What is eval-agents and how does it work?

eval-agents is a system I built to automate the analysis of coding agent performance. It turns the manual process of examining trajectories into an unsupervised, agent-driven pipeline. Here's how it works: when a new benchmark run is completed, eval-agents automatically ingests all trajectory files. It then uses GitHub Copilot to generate reports and identify key patterns across the entire dataset. Instead of me manually asking Copilot to find specific issues, the agents pre-analyse the data and present actionable insights. The system is designed so that anyone on my team—even without deep AI knowledge—can run analyses and author new agents to adapt the tool to their specific needs. Think of it as a self-improving analysis assistant: it automates the repetitive cognitive tasks that used to consume my day, and it lets us focus on improving the underlying agents instead of just reviewing their outputs.

Automating Intellectual Toil: How I Built eval-agents with GitHub Copilot
Source: github.blog

What were the three main design goals for eval-agents?

I built eval-agents with three core principles in mind, drawn from my experience as an open-source maintainer on the GitHub CLI:

  1. Easy to share and use: The tool had to be straightforward for the entire Copilot Applied Science team to adopt, with minimal setup. Sharing agents means sharing productivity gains.
  2. Easy to author new agents: Team members with varying expertise should be able to create new analytical agents for emerging needs without learning complex frameworks. Low barrier to entry was key.
  3. Coding agents as the primary vehicle: I wanted the main way to contribute improvements to be through code—by building or modifying agents. This puts automation at the center of our workflow, encouraging an agent-driven development culture.

These goals ensured that the tool not only solved my immediate problem but also scaled across the team, fostering a collaborative environment where everyone could automate their own intellectual toil.

How does eval-agents enable team collaboration?

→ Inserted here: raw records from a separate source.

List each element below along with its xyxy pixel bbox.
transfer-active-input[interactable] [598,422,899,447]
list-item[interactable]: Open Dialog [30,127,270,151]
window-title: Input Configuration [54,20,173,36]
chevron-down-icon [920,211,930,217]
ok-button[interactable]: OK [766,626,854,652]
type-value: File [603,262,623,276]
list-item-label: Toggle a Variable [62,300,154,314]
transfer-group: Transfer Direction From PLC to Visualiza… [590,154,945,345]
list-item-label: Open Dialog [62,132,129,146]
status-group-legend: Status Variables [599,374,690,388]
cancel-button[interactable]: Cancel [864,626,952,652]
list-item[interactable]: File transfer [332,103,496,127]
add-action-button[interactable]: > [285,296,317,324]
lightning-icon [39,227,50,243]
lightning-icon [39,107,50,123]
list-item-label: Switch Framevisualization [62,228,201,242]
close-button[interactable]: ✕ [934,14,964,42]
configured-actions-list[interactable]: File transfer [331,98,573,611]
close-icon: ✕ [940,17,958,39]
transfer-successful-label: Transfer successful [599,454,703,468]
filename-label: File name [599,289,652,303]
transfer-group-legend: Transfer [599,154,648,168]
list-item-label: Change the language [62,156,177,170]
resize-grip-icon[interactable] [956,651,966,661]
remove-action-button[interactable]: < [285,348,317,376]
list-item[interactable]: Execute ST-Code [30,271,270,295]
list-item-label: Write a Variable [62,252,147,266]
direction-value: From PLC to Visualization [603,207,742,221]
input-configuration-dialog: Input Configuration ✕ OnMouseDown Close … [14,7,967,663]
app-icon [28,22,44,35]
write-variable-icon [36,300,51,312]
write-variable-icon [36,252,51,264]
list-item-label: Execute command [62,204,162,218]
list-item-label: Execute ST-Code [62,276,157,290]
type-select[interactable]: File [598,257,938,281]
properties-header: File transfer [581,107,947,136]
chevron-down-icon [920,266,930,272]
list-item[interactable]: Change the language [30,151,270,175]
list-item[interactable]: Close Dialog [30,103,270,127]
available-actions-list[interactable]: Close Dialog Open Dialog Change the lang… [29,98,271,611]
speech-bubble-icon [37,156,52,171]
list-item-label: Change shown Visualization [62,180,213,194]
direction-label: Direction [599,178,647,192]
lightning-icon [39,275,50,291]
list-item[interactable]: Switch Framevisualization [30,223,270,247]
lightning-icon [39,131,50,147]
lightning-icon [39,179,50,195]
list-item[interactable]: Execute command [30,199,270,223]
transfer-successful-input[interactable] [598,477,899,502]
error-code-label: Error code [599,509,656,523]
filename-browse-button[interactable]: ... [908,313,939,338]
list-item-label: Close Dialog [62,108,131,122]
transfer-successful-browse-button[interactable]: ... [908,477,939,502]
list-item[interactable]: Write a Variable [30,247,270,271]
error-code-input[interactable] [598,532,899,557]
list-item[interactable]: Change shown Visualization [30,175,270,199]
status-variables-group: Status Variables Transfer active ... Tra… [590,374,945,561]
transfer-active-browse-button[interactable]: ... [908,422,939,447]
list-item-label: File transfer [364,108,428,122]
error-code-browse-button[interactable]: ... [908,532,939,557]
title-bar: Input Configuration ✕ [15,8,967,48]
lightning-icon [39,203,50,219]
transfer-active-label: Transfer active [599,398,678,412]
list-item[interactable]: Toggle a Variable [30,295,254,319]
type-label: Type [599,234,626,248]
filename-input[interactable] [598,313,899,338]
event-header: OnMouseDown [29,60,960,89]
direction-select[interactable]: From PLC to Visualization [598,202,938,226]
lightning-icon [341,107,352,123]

Before eval-agents, each researcher on the Copilot Applied Science team analyzed agent trajectories individually, often duplicating effort. Now, a single instance of eval-agents can be shared across the team. When someone creates a new analysis agent—for example, one that detects a specific type of agent failure—that agent becomes available to everyone. This shared library of agents means that insights are pooled, not siloed. New team members can quickly ramp up by using existing agents and then contribute their own. The system is designed to be iteratively improved: as benchmarks evolve, agents can be updated collaboratively. I now maintain the tool rather than performing manual analysis myself, and I see my peers building agents to address their unique challenges. This shift has turned our team into a collective automaton, where we spend less time on repetitive analysis and more on innovative research.